I am a long-standing critic of both the REF and the TEF, mainly on the grounds that they take up a disproportionate amount of time and energy of academic staff relative to their benefits. It is, of course, all very well to say we should ditch them, but the question then is what to put in their place.
To answer it, we have to consider what these frameworks are trying to achieve.
The REF has a long history, having developed since the 1980s as a transparent means of allocating block grant research funding to higher education institutions. Over the years, it has become increasingly complex and detailed, and has also suffered from mission creep, being used also to incentivise various types of research activity and institutional behaviours. Attempts to simplify it have always been resisted by academics themselves, who insist on a peer-review process in preference to metrics.
Unfortunately, the alternative that we have arrived at has many unforeseen negative consequences, including a huge drain on the time of academics who serve on REF panels, a need for more administrators, and a distortion of incentives that has led to a focus on the production of “world-leading research” and a consequent devaluation of more specialised research activities, and of teaching. HEIs now spend literally years not just on the REF itself but on “mock REFs” that start well before the submission.

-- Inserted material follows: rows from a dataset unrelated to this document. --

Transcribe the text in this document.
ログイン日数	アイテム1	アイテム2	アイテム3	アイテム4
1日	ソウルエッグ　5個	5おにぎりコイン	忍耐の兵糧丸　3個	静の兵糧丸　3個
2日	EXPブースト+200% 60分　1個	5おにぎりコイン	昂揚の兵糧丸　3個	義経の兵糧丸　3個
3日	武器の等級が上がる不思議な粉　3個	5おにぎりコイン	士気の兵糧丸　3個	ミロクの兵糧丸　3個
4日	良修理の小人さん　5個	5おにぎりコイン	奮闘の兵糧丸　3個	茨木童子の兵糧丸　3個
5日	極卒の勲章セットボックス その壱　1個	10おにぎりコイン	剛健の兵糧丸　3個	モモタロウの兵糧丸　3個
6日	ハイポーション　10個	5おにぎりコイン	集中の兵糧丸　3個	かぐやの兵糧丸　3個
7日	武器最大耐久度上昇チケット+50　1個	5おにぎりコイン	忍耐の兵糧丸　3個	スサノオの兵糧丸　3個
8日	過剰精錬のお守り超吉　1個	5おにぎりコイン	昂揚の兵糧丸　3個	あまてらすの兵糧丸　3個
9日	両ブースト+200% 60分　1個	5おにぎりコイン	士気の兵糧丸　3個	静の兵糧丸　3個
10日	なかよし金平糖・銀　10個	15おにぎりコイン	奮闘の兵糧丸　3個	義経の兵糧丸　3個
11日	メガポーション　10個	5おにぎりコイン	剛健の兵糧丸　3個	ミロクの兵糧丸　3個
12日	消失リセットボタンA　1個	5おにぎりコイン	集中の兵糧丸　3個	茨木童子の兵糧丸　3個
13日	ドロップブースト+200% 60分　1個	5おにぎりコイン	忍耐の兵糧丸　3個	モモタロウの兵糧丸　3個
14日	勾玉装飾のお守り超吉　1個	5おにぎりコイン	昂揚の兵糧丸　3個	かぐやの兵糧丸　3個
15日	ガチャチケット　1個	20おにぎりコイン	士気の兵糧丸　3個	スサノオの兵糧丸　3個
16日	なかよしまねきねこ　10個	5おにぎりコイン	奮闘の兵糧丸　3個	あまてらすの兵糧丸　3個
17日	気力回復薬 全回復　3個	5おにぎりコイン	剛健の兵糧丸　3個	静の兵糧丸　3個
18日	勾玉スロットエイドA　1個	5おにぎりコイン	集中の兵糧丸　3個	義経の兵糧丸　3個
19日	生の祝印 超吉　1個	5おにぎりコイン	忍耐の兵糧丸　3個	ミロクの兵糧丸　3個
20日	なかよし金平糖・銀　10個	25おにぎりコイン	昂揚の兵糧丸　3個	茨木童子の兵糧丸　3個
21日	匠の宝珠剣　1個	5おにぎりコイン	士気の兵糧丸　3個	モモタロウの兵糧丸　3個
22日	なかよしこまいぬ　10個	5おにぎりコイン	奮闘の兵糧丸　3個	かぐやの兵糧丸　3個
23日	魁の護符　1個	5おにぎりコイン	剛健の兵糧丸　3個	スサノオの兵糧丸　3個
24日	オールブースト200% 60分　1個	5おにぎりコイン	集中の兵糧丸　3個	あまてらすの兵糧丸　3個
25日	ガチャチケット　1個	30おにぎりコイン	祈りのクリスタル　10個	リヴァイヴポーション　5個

By definition, not everyone can be “world leading”, yet those who are not producing 3* and 4* papers are made to feel that their work has no value.
The outcome of the REF is a set of rankings of institutions in terms of “research excellence”, which now takes into account not only research outputs, but also ratings of impact case studies and the research environment. The results can be reported solely in terms of average quality or via a “power” measure that combines both quality and volume of staff submitted.
The latter approach is used to allocate research funding, and if that is all you are interested in – rather than allowing universities to use REF rankings to boast about their “quality” – then you would generate much the same distribution if you were to base it on the number of full-time equivalent research-active staff at the institution. I suggest we should do that in the next funding round and ditch the REF 2021.
A counterargument is that institutions will game the process by parachuting in research-active staff just for the REF. But that is readily dealt with by basing the allocation on staff who have been on the payroll for a minimum period, say three years, and/or recent staff who have guaranteed employment for such a period.
Turning to the TEF, its aims are mixed. On the one hand, it is supposed to counteract the tendency for institutions to devalue teaching – a direct consequence, I might point out, of the REF. On the other hand, it is supposed to provide useful information for students who are seeking out a course of study.
Much as I dislike the REF, I regard the TEF as far worse; it was hurriedly thrown together with little consultation and relies on inappropriate statistical analysis of indirect, invalid proxy measures of teaching quality. It then proceeds to turn these into a three-point scale of gold, silver and bronze. Since, for most students, it is not helpful to have a rating that is based on the whole institution, there is pressure to create a subject-specific TEF, but that would compound the statistical problems with the underlying measurements, because they would be based on even smaller numbers. An independent review of the TEF has been carried out but has not been made public. Many of us suspect it has been suppressed because the methodological issues that plague the TEF are unanswerable.
So what’s my alternative to the TEF? Two things. The issue of devaluation of teaching in universities is related to growing reliance on short-term contracts for teaching staff. This simply needs to stop: students need to be taught by people who are treated like valued employees and to whom the institution shows some commitment.
Regarding the second goal of giving students information, the Unistats website offered by the Office for Students provides exactly this, in a manner that allows them to select a course that matches specific features that suit them. That is far more useful than a gold, silver or bronze ranking that just bundles together a host of different, and often unreliable and invalid, metrics into a global score.
Many have pointed out the shortcomings of REF and TEF. Now is the time, as the system approaches breaking point, to accept that they are doing more harm than good to the sector.
Dorothy Bishop is professor of developmental neuropsychology at the University of Oxford.